Figure 2. MR-Egger plots to show causal estimates from IVW vs. other MR methods for the effects of APOE and IL10RB (IVW FDR-adjusted p<0.05) on incident ADRD in participants of European descent with a history of MDD at baseline (n=30,903).

APOE and IL10RB were significant proteins identified by IVW analysis after false discovery rate (FDR) adjustment (FDR-adjusted p < 0.05, based on 1,982 tests of proteins with at least one cis-eQTL). Details of the sample selection for this analysis are provided in Supplementary Figure 2. Per-allele associations with protein expression of APOE and IL10RB (x-axis) were plotted against per-allele associations with incident ADRD (y-axis). Each dot represents a genetic variant used as an instrument. The slope of each line represents the estimated causal effect from each MR method, interpreted as the log(HR) per 1 SD increase in genetically determined protein expression: IVW (green dashed), MR-RAPS (cyan dashed), and MR-Egger (blue dashed). All tests were two-sided, and p-values presented in this Figure are unadjusted p-values. The number of instruments used was n = 31 for APOE and n = 21 for IL10RB.

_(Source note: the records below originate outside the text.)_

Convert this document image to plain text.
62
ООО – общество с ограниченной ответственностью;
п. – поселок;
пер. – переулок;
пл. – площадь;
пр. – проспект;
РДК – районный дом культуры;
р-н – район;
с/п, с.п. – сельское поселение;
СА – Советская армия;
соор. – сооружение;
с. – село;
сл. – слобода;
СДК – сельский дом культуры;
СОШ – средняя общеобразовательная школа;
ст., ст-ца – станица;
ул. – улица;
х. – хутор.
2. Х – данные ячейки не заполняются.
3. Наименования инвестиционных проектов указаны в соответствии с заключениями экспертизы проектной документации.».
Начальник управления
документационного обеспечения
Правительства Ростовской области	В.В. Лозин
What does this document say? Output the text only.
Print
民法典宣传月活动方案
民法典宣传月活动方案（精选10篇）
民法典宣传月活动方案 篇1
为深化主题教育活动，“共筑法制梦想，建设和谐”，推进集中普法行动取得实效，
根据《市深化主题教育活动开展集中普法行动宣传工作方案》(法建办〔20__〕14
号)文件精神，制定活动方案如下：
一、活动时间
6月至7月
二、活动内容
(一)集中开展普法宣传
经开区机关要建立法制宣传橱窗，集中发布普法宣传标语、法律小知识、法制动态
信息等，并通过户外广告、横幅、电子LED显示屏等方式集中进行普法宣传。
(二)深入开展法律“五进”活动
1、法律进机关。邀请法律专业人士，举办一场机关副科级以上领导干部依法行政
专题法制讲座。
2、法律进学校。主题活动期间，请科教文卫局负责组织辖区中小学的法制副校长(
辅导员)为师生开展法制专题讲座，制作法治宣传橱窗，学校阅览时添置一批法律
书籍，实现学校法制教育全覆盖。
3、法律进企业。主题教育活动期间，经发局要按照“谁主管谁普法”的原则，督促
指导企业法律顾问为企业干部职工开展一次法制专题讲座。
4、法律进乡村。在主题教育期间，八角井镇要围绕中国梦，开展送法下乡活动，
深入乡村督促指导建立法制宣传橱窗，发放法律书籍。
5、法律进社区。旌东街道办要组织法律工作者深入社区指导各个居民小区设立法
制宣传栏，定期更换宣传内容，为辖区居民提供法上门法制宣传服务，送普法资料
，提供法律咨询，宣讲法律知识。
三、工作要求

Figure 3. Spearman correlations between PrRSMDD-ADRD, age, and cognitive performance measures from baseline (reaction time, numeric memory, fluid intelligence score) or first imaging visit (symbol digit substitution, trail making, matrix pattern completion).

Spearman correlations were tested against the null hypothesis of no correlation (correlation = 0) using two-sided tests. Significance levels are indicated as follows: ***p < 0.001, **0.001 ≤ p < 0.01, *0.01 ≤ p < 0.05.

Figure 4. Spearman correlations of PrRSMDD-ADRD with T1 structural and T2-weighted brain MRI image-derived phenotypes (IDPs), adjusting for head size.

Spearman correlations adjusted for head size were tested against the null hypothesis of no correlation (correlation = 0) using two-sided tests (n = 85 tests). P-values were adjusted for multiple testing using the Benjamini-Hochberg false discovery rate (FDR) method. Corresponding sample sizes and p-values are provided in Supplementary Table 12. Cortical (left and middle panels) and subcortical (right panel) brain regions of IDPs are color-coded by the strength and direction of the correlation. Red indicates negative correlations, and blue indicates positive correlations. Only regions with false discovery rate (FDR)-adjusted p-values < 0.001 are labeled. Numerical labels correspond to brain regions listed in the accompanying legend.